To account for this, we introduce a “missing” label for each landmark (represented by a node in the CRF). Moreover, instead of manually specifying the CRF model by selecting suitable potential functions and the graph topology, we suggest to automatically optimize both in a learning framework. Specifically, we define a pool of potential functions and learn their CRF weights (relative contributions), in addition to the potential values in case of missing landmarks. Potentials with a low weight are removed, thus optimizing the graph topology. Detailed evaluations on our database show the feasibility of our approach. Our algorithm removed on average 23 of the initial 51 CRF potentials, and correctly detected and localized (within 10 mm tolerance) on average 92.8% of the landmarks, with individual rates ranging from 90.0% to 97.4%.
This paper was honored with the Best Paper Award.
“Efficient Epiphyses Localization Using Regression Tree Ensembles and a Conditional Random Field”
Abstract: Accurate localization of sets of anatomical landmarks is a challenging task, yet often required in automatic analysis of medical images. Several groups – e.g., Donner et al. – have shown that it is beneficial to incorporate geometrical relations of landmarks into detection procedures for complex anatomical structures. In this paper, we present a two-step approach (compared to three steps as suggested by Donner et al.) combining regression tree ensembles with a Conditional Random Field (CRF), modeling spatial relations. The comparably simple combination achieves a localization rate of 99.6% on a challenging hand radiograph dataset showing high age-related variability, which is slightly superior than state-of-the-art results achieved by Hahmann et al.
“Using Web Images as Additional Training Resource for the Discriminative Generalized Hough Transform”
Abstract: Many algorithms in computer vision, e.g., for object localization, are supervised and need annotated training data. One approach for object localization is the Discriminative Generalized Hough Transform (DGHT). It achieves state-of-the-art performance in applications like iris and epiphysis localization, if the amount and quality of training data is sufficient.

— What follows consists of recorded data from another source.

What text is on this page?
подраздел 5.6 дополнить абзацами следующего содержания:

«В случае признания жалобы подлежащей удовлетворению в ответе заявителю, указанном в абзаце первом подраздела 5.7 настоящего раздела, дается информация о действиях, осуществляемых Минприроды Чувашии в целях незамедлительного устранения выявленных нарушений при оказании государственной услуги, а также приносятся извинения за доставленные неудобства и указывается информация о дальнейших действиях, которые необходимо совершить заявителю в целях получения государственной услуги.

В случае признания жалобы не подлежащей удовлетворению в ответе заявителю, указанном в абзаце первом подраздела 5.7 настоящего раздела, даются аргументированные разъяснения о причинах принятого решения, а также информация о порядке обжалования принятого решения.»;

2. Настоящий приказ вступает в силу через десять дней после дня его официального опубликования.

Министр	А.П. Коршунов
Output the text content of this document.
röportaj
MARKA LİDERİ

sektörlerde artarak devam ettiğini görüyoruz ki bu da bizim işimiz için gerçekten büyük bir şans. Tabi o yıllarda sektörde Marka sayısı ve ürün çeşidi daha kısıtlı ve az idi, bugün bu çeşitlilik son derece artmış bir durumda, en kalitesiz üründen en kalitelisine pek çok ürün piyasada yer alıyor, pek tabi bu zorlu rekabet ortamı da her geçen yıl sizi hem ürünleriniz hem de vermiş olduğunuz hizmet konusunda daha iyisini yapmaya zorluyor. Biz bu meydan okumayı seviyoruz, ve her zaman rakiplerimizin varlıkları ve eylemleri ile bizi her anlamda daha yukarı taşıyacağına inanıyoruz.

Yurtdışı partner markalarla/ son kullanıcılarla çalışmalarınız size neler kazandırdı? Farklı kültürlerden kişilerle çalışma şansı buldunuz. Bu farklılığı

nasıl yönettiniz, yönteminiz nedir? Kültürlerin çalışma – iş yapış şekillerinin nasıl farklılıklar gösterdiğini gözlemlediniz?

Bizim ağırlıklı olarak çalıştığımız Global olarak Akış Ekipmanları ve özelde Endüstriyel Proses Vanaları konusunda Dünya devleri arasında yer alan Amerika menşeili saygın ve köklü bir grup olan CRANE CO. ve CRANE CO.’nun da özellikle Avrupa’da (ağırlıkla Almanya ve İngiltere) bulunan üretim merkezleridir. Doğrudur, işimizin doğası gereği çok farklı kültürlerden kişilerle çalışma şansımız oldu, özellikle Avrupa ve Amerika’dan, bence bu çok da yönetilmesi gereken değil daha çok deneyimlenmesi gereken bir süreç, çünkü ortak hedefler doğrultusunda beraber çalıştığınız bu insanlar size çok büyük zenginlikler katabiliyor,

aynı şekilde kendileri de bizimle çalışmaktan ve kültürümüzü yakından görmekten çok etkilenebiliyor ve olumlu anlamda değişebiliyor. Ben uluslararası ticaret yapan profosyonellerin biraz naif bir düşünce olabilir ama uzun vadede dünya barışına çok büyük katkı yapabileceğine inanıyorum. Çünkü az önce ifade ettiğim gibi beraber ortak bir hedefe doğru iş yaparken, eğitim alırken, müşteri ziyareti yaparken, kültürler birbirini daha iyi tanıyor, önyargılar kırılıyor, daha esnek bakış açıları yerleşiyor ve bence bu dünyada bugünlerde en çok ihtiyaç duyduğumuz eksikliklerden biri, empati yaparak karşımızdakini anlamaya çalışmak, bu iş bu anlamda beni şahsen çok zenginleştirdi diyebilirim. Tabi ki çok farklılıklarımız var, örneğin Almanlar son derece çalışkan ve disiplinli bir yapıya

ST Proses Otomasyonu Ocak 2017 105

This motivates techniques for extending the training corpus with limited manual effort. In this paper, we propose an active learning scheme to extend the training corpus by automatically and efficiently harvesting and selecting suitable Web images. We aim at improving localization performance, while reducing the manual supervision to a minimum. Our key idea is to estimate the benefit of a particular candidate Web image by analyzing its Hough space generated using an initial DGHT model. We show that our method performs similarly to a manual selection of Web images as well as a computationally intensive state-of-the-art approach.